I thought that the regular floors would look different from the emergency room, that they would look the way they look on TV, sterile and bustling with tortured but brilliant doctors running around with defibrillators or maybe freshly baked goods given to them by the families of grateful patients pulled back from the brink of death. No one warned me about the smell, which is a combination of alcohol, piss, and gravy. No one told me about the half-dressed old people slumped in wheelchairs in the hallways or the visitors with pinched faces and tears in their eyes at the nurses’ station.

I don’t like this place.

Neither does Grandpa Joe.

“Tell me you’re here to spring me from the slammer,” he says as soon as he sees us.

“Hi, Dad,” my mom says. “How are you feeling?”

“Did you bring the pie with the file inside?”

“We brought balloons!” says my mom way too cheerfully. The balloons are tied to a weighted teddy bear that she plunks on the bedside table.

“I guess that means no,” he says.

“Hi, Grandpa!” I say, also way too cheerfully, because I can’t stand the alcohol-piss-gravy smell.

“You’re a sight for sore eyes,” Grandpa says when Madge and I kiss him. His cheek is pale and papery. He’s in a hospital gown that exposes stringy arms. An IV pumps drugs or
fluid or whatever into him, and he’s got clear tubes up his nose for oxygen. Grandma Emmy is sitting on the chair in the corner. The chair is so big that it looks like it’s trying to swallow her. She gets up so that we can dump our coats and hats on it.

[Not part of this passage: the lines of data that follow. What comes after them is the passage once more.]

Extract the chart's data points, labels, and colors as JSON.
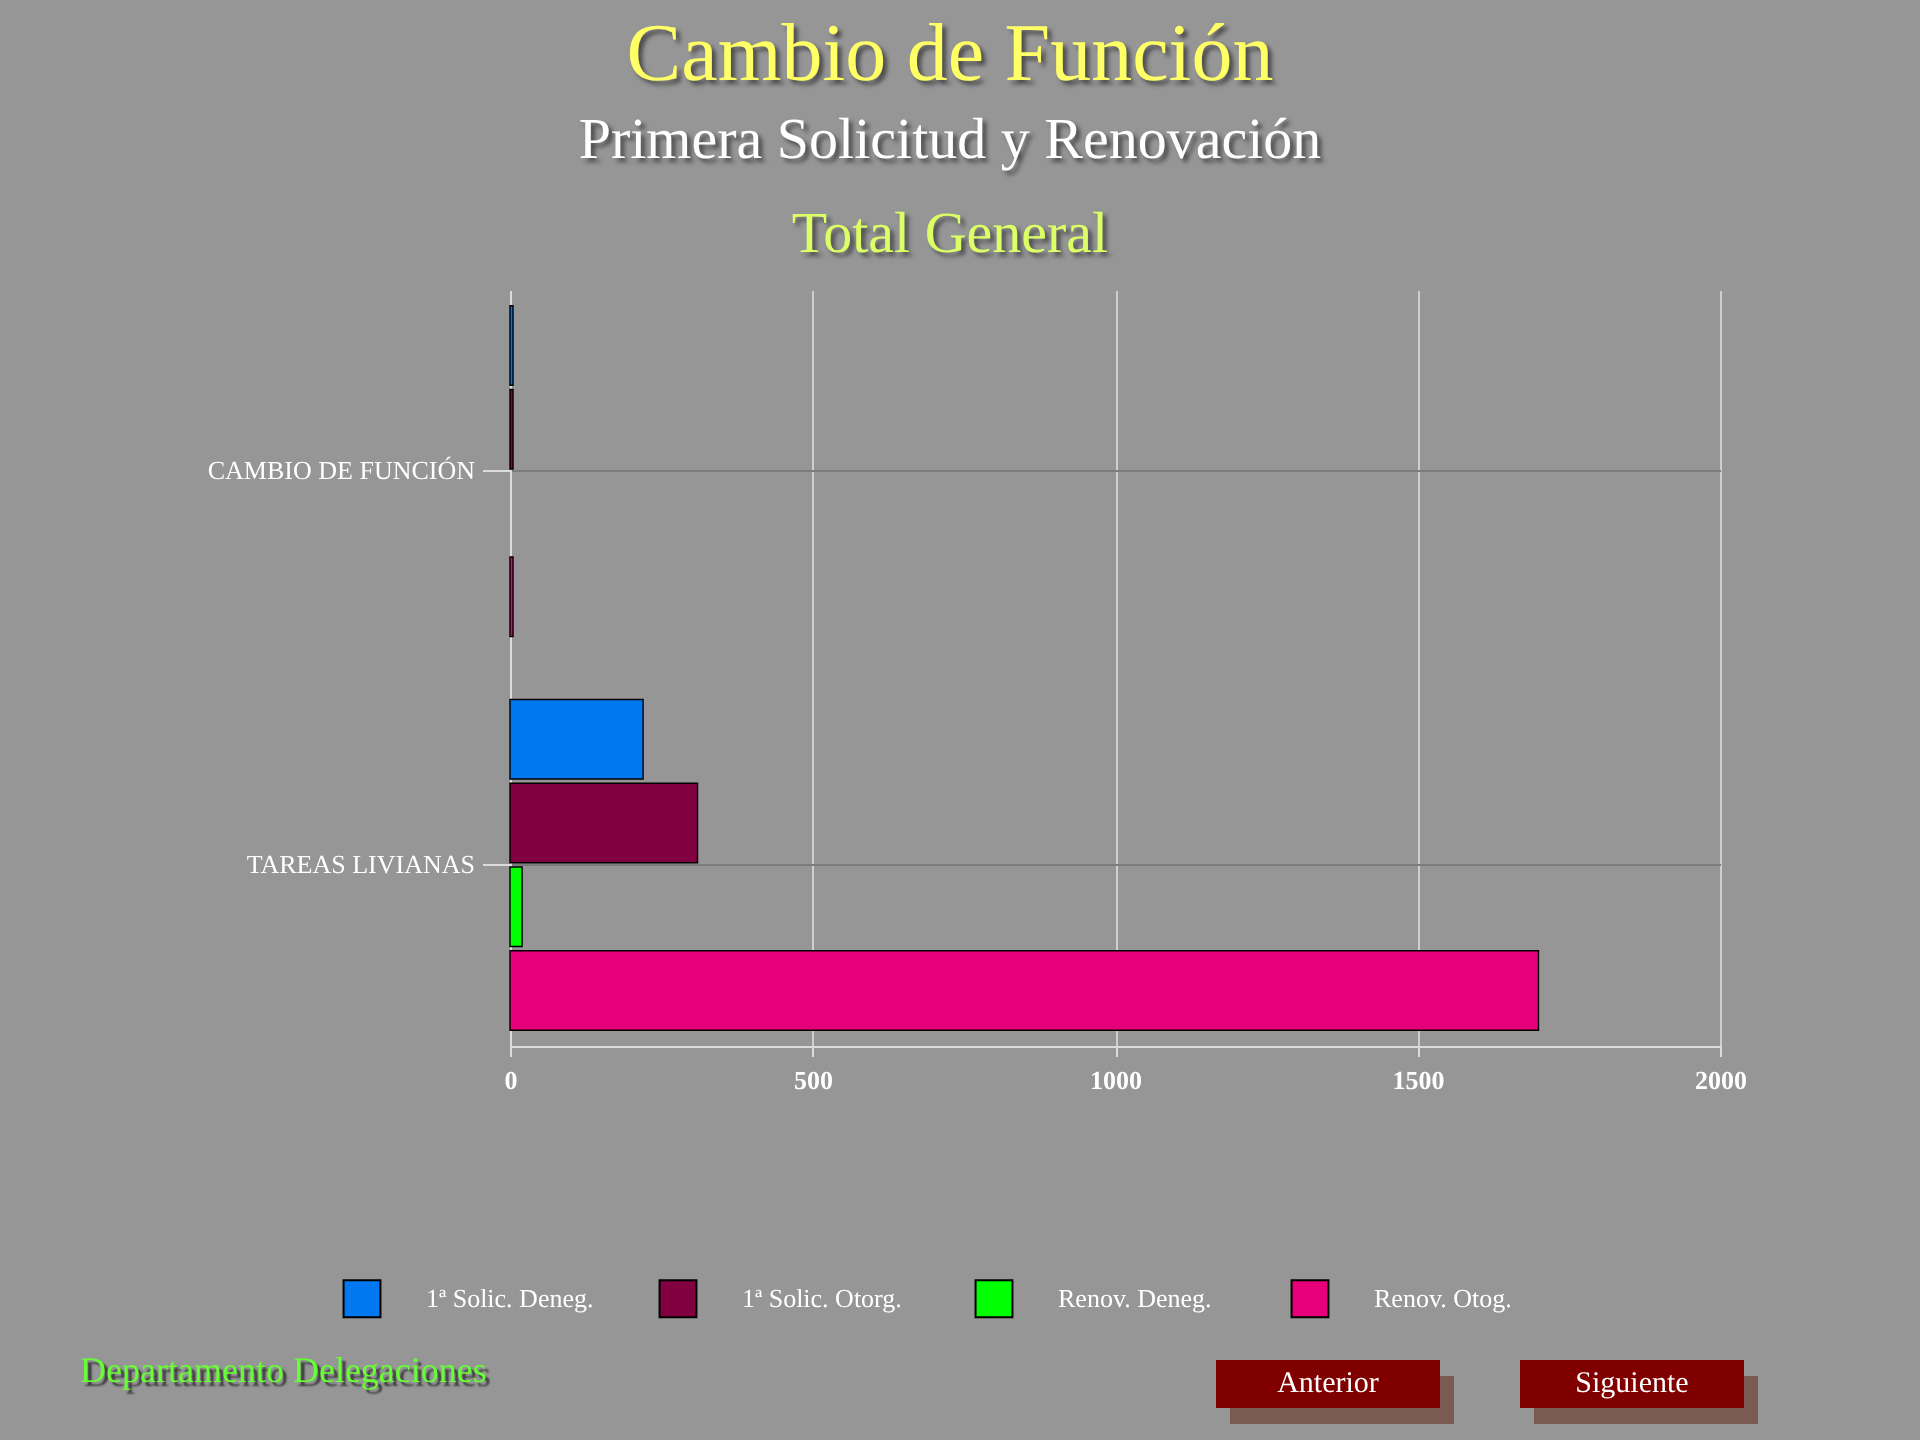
{
  "chart_data": {
    "type": "bar",
    "orientation": "horizontal",
    "title": "Cambio de Función",
    "subtitle": "Primera Solicitud y Renovación",
    "categories": [
      "CAMBIO DE FUNCIÓN",
      "TAREAS LIVIANAS"
    ],
    "series": [
      {
        "name": "1ª Solic. Deneg.",
        "color": "#0078f0",
        "values": [
          5,
          220
        ]
      },
      {
        "name": "1ª Solic. Otorg.",
        "color": "#800040",
        "values": [
          5,
          310
        ]
      },
      {
        "name": "Renov. Deneg.",
        "color": "#00ff00",
        "values": [
          null,
          20
        ]
      },
      {
        "name": "Renov. Otog.",
        "color": "#e6007a",
        "values": [
          5,
          1700
        ]
      }
    ],
    "xlim": [
      0,
      2000
    ],
    "xticks": [
      0,
      500,
      1000,
      1500,
      2000
    ],
    "grid": true,
    "legend": "bottom",
    "annotations": [
      "Total General",
      "Departamento Delegaciones",
      "Anterior",
      "Siguiente"
    ]
  }
}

A guy comes in the room. He looks like my history teacher. Except he says he’s a doctor. He points to his name tag with the little
M.D.
on it, as if that proves anything. He tells us that my grandpa has some pneumonia in one lung and he needs antibiotics to get rid of it. Because of his age, they’re going to watch him closely.

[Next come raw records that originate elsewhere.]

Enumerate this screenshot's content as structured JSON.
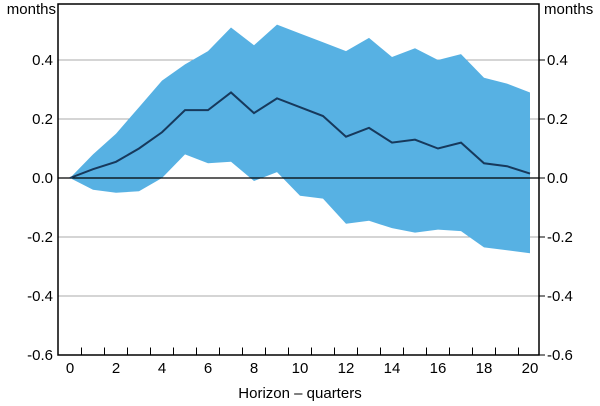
{
  "labels": {
    "unit_left": "months",
    "unit_right": "months"
  },
  "colors": {
    "band": "#57B1E3",
    "line": "#17395C",
    "grid": "#ABABAB",
    "zero_line": "#000000",
    "axis": "#000000",
    "text": "#000000",
    "background": "#FFFFFF"
  },
  "chart_data": {
    "type": "area",
    "title": "",
    "xlabel": "Horizon – quarters",
    "ylabel_left": "months",
    "ylabel_right": "months",
    "x": [
      0,
      1,
      2,
      3,
      4,
      5,
      6,
      7,
      8,
      9,
      10,
      11,
      12,
      13,
      14,
      15,
      16,
      17,
      18,
      19,
      20
    ],
    "series": [
      {
        "name": "point estimate",
        "role": "line",
        "values": [
          0.0,
          0.03,
          0.055,
          0.1,
          0.155,
          0.23,
          0.23,
          0.29,
          0.22,
          0.27,
          0.24,
          0.21,
          0.14,
          0.17,
          0.12,
          0.13,
          0.1,
          0.12,
          0.05,
          0.04,
          0.015
        ]
      },
      {
        "name": "confidence band upper",
        "role": "band-upper",
        "values": [
          0.0,
          0.08,
          0.15,
          0.24,
          0.33,
          0.385,
          0.43,
          0.51,
          0.45,
          0.52,
          0.49,
          0.46,
          0.43,
          0.475,
          0.41,
          0.44,
          0.4,
          0.42,
          0.34,
          0.32,
          0.29
        ]
      },
      {
        "name": "confidence band lower",
        "role": "band-lower",
        "values": [
          0.0,
          -0.04,
          -0.05,
          -0.045,
          0.0,
          0.08,
          0.05,
          0.055,
          -0.01,
          0.02,
          -0.06,
          -0.07,
          -0.155,
          -0.145,
          -0.17,
          -0.185,
          -0.175,
          -0.18,
          -0.235,
          -0.245,
          -0.255
        ]
      }
    ],
    "xlim": [
      -0.52,
      20.4
    ],
    "ylim": [
      -0.6,
      0.59
    ],
    "yticks": [
      0.4,
      0.2,
      0.0,
      -0.2,
      -0.4,
      -0.6
    ],
    "ytick_labels": [
      "0.4",
      "0.2",
      "0.0",
      "-0.2",
      "-0.4",
      "-0.6"
    ],
    "xtick_positions": [
      0,
      2,
      4,
      6,
      8,
      10,
      12,
      14,
      16,
      18,
      20
    ],
    "xtick_labels": [
      "0",
      "2",
      "4",
      "6",
      "8",
      "10",
      "12",
      "14",
      "16",
      "18",
      "20"
    ],
    "gridlines_at": [
      0.4,
      0.2,
      -0.2,
      -0.4
    ],
    "zero_line_at": 0.0,
    "grid": true,
    "legend_position": "none"
  }
}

“Hey,” says Grandpa Joe. “Watch what you say about my age.”

The young guy grabs my grandpa’s foot. “Ha ha,” he says. I don’t think the doctors should go around grabbing people’s feet. I want to tell him that, but he walks out before I can.

“See,” my mom says. “The doctor says Grandpa Joe is going to be fine.” I’m not sure who she’s talking to. Maybe all of us. Maybe herself. “Tiffany, did you hear what the doctor said? Just a few days and he’ll be out of here.”

Madge folds her arms across her chest and clamps her mouth shut.

Grandpa Emmy tucks the blankets tighter around Grandpa. “That was a doctor? How old was he? Seventeen?”

“Oh, he was at least nineteen,” my mom says. I think he looked about forty, but nobody’s asking for my opinion.

“How’s your breathing feel now, Dad?” my mom says.

Grandpa Joe shrugs. “Better. A little better. Still tight in there, though.” He pats his chest.

Madge unclamps her mouth. “I know how that feels.”

“Tiffany,” says Mom.

“What?”

“Be quiet.”

“What?” says Madge. “What did I say?”